Im Juni 2019 ging das auf Wunsch des kosovarischen Justizministeriums um vier Monate verlängerte EU-Twinning-Projekt „Strengthening policy formulation and legislative drafting“ erfolgreich zu Ende. Während der Abschlussveranstaltung am 16. Mai in Pristina unterstrich der kosovarische Justizminister Abelard Tahiri nochmals die Bedeutung des Projekts für das große Ziel, der EU beizutreten. Das von der IRZ in Zusammenarbeit mit dem kosovarischen Justizministerium seit Oktober 2016 durchgeführte Projekt hatte eine Laufzeit von 32 Monaten und diente der Unterstützung des kosovarischen Justizministeriums u.a. bei der Rechtsharmonisierung und der Anpassung der Gesetzgebung in Einklang mit EU-Recht.

In den letzten Monaten der Projektlaufzeit lag ein besonderer Schwerpunkt auf der Unterstützung des Ministeriums bei der „Functional Review of the Rule of Law Sector“, einer groß angelegten Analyse des Justizsektors unter dem Blickwinkel des EU-Angleichungsprozesses. Aus der engen Zusammenarbeit mit dem kosovarischen Justizministerium gingen unter anderem verschiedene Gesetzentwürfe, wie zum Beispiel zum internationalen Privatrecht und zur zivilrechtlichen Rechtshilfe, sowie Kommentierungen zur strafrechtlichen Rechtshilfe hervor. Die Mitarbeiterinnen und Mitarbeiter des Ministeriums wurden überdies an konkreten Beispielen in Gesetzesfolgenabschätzung und Ex-post-Evaluation geschult. Ebenso fand zu den Themen Kommunikation und Öffentlichkeitsarbeit ein regelmäßiger Erfahrungsaustausch mit Expertinnen und Experten aus verschiedenen europäischen Staaten statt.

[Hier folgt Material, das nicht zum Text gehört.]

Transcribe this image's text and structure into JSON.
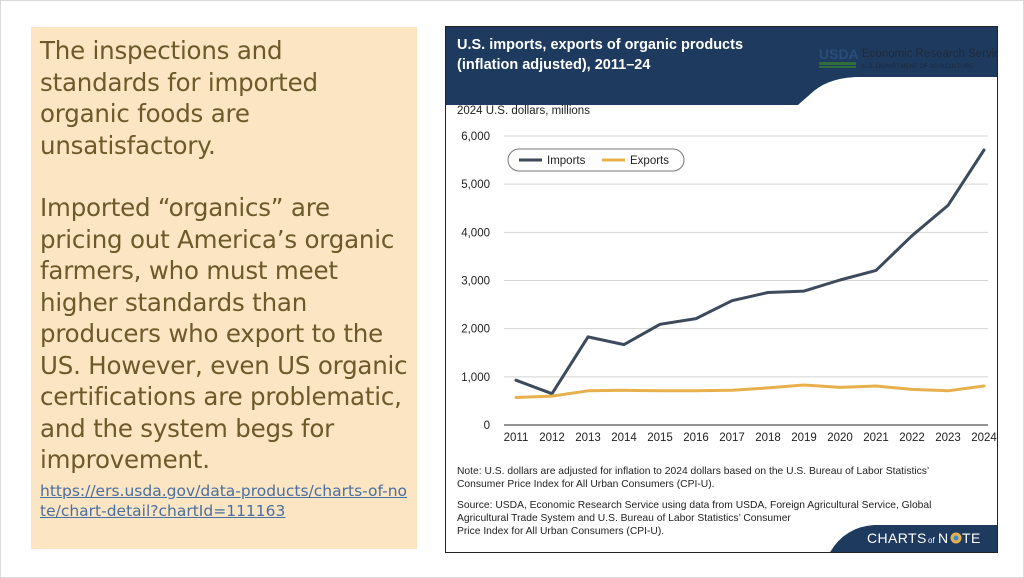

EU-Twinning-Projekt: Strengthening the Information and Privacy Agency in Kosovo

Im November 2019 erhielt die IRZ als Juniorpartner, gemeinsam mit dem lettischen Justizministerium, den Zuschlag für das EU-Twinning-Projekt „Strengthening the Information and Privacy Agency in Kosovo“. Mit Hilfe des Projekts sollen die Kapazitäten der kosovarischen Informations- und Datenschutzbehörde ausgebaut und das öffentliche Bewusstsein für den Datenschutz und der Zugang zu öffentlichen Informationen verbessert werden. Das Projekt hat ein Volumen von zwei Millionen Euro und eine Laufzeit von 30 Monaten. Der Start des Projekts ist für September 2020 geplant.

Ausblick

Die IRZ wird auch in 2020 die bewährte Kooperation mit ihren langjährigen Partnern fortsetzen. Dazu zählen insbesondere das Verfassungsgericht, das Oberste Gericht sowie das Justizministerium. Daneben will die IRZ auch mit dem KPC und im Bereich Jugendstraf- und Strafvollzugsrecht mit UNICEF Kosovo weiter zusammenarbeiten. Abzuwarten bleibt hier jedoch, inwiefern das geplante Kosovo-Grant-Projekt diese Themen abdeckt, um eine Doppelung der Aktivitäten zu vermeiden. Insofern verfolgt die IRZ in Kosovo auch 2020 einen flexiblen und auf die Bedürfnisse des Landes ausgerichteten Ansatz, der den nachhaltigen und vertrauensvollen Austausch mit den kosovarischen Institutionen in den Mittelpunkt stellt.